In production environments the preferred solution when using VHDs is a fixed size disk that only has snapshots taken before making a significant change to the VM’s OS or apps, as a safety net.

The fixed size disk means the VHD file does not get fragmented or the VM have the risk of being unable to start due to there being no (physical) disk space to expand into, and as differencing disks are dynamic you want to avoid using those for the same reason (and the larger the differencing disk gets, the longer it will take to merge).

 

In lab (or PoC, or test) environments we often use cheaper, scaled-down systems to play with – which means we have to cut corners with certain luxuries, like using dynamic disks instead of fixed size disks, and being frugal with the number of VMs running simultaneously at any given time.

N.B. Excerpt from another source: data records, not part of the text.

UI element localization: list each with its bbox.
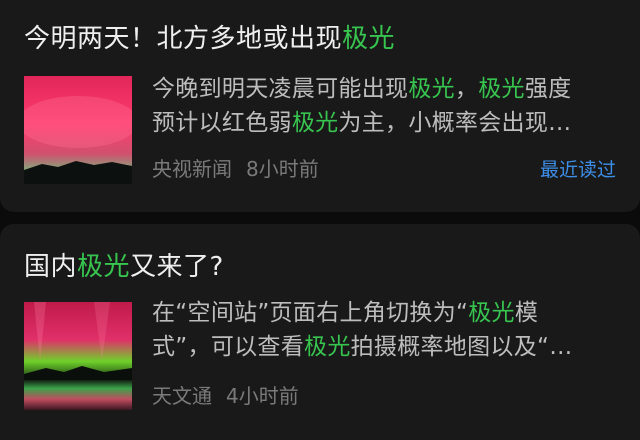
snippet-text: ， <box>454 76 479 102</box>
snippet-text: 为主，小概率会出现… <box>338 110 572 136</box>
snippet-highlight: 极光 <box>291 110 339 136</box>
snippet-text: 在“空间站”页面右上角切换为“ <box>152 300 469 326</box>
snippet-highlight: 极光 <box>478 76 525 102</box>
snippet-text: 拍摄概率地图以及“… <box>350 334 573 360</box>
source-name[interactable]: 天文通 <box>152 384 212 408</box>
article-thumbnail[interactable] <box>24 76 132 184</box>
article-snippet: 在“空间站”页面右上角切换为“极光模 式”，可以查看极光拍摄概率地图以及“… <box>152 296 622 364</box>
news-card[interactable]: 国内极光又来了? 在“空间站”页面右上角切换为“极光模 式”，可以查看极光拍摄概… <box>0 224 640 440</box>
snippet-text: 强度 <box>524 76 572 102</box>
article-meta: 央视新闻 8小时前 <box>152 155 319 183</box>
snippet-text: 预计以红色弱 <box>152 110 292 136</box>
article-meta: 天文通 4小时前 <box>152 382 299 410</box>
snippet-highlight: 极光 <box>304 334 351 360</box>
snippet-highlight: 极光 <box>468 300 515 326</box>
title-highlight: 极光 <box>342 24 396 54</box>
article-thumbnail[interactable] <box>24 302 132 410</box>
aurora-green-red-lake-image <box>24 302 132 410</box>
article-title[interactable]: 国内极光又来了? <box>24 250 224 284</box>
aurora-red-sky-image <box>24 76 132 184</box>
snippet-text: 模 <box>514 300 539 326</box>
news-feed: 今明两天！北方多地或出现极光 今晚到明天凌晨可能出现极光，极光强度 预计以红色弱… <box>0 0 640 440</box>
title-text: 今明两天！北方多地或出现 <box>24 24 343 54</box>
title-highlight: 极光 <box>77 252 131 282</box>
snippet-text: 今晚到明天凌晨可能出现 <box>152 76 409 102</box>
publish-time: 4小时前 <box>226 384 299 408</box>
recently-read-badge: 最近读过 <box>539 159 616 181</box>
news-card[interactable]: 今明两天！北方多地或出现极光 今晚到明天凌晨可能出现极光，极光强度 预计以红色弱… <box>0 0 640 212</box>
publish-time: 8小时前 <box>246 157 319 181</box>
article-title[interactable]: 今明两天！北方多地或出现极光 <box>24 22 395 56</box>
title-text: 又来了? <box>130 252 224 282</box>
source-name[interactable]: 央视新闻 <box>152 157 232 181</box>
title-text: 国内 <box>24 252 78 282</box>
snippet-highlight: 极光 <box>408 76 455 102</box>
article-snippet: 今晚到明天凌晨可能出现极光，极光强度 预计以红色弱极光为主，小概率会出现… <box>152 72 622 140</box>
snippet-text: 式”，可以查看 <box>152 334 305 360</box>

For some setups, though, we can cheat a little bit, so long as we are aware of the consequences…

Imagine we want to set up a lab with X Windows Server 2008 R2 servers, to emulate a AD forest and set up a Remote Desktop Services environment with RD Gateway and RD Web Access – the servers all use the same base OS but with different roles installed (and different SIDs, names, IP addresses, naturally).

So here’s what we do – create a VM with a fixed size hard disk that is “big enough” for the most heavyweight server you will have in the environment (I tend to use a 60GB VHD) and install the OS onto it.

Optional: you can now take the opportunity to install any tools in this system that might be useful for troubleshooting in your lab later – I create a Tools folder and put the latest version of the SysInternals tools in there, sometimes NetMon and the Debugging Tools for Windows get installed too.

 

Once the base image is to our satisfaction, we sysprep it, shut it down and do not restart it.

The VM we used was just to get the VHD created – it can be deleted or it can be one of the X servers for our lab, your choice.

The key thing is this – for every VM you create that points to this disk initially must have a snapshot created before it ever starts.

After the snapshot is created (practically instantaneous), the VM can be safely started and the system will resume from the sysprep state, allowing you to name and configure it to suit (I would, however, recommend doing only 1 VM at a time to avoid the VHD being a bottleneck and badly fragmenting the AVHD files).

 

PRO: Now you can set up the X servers for your environment, with the option to easily and rapidly deploy more VMs based on this OS and service pack at any time (disk space permitting).

 

CON: Here is the major caveat, and the reason this is only useful for “throwaway” lab environments (other than the obvious performance issue) – you cannot touch the original VHD which means you cannot service pack the base image.

(Remember the differencing disks are based on allocation blocks, not at the file level.)

You can use the differencing disks to apply a service pack per VM, but this will make them very large due to the amount of disk I/O and cause further fragmentation (both within the virtual disk and for the files on the physical disk).

 

So long as there is a VM in the Running or Saved state that has the VHD as its base, it should be impossible to accidentally delete the disk or start a VM which does not have a snapshot, due to a sharing violation, so there is some mitigation there, but you cannot just mark the VHD as “read only” as this will make the Hypervisor unhappy.

 

NOTE (and this is an important one):
If you delete a VM through the Hyper-V Manager when it has snapshots applied, they will get merged into the parent but the AVHD is not deleted – this makes the process take a long time whilst in the “Destroying” state, and is rather pointless as the AVHD is no longer needed.

If you intend to remove the VM, to avoid trashing your sysprep’d master VHD, first turn off or save it (no point in saving it if you intend to delete the AVHD), then edit the settings to remove the hard disk – now you can safely delete the VM (which will be very quick as there is no merging to do) and optionally the AVHD you no longer need (the parent does not keep any pointer to snapshots that refer to it, so this is safe so long as you identify the correct differencing disk.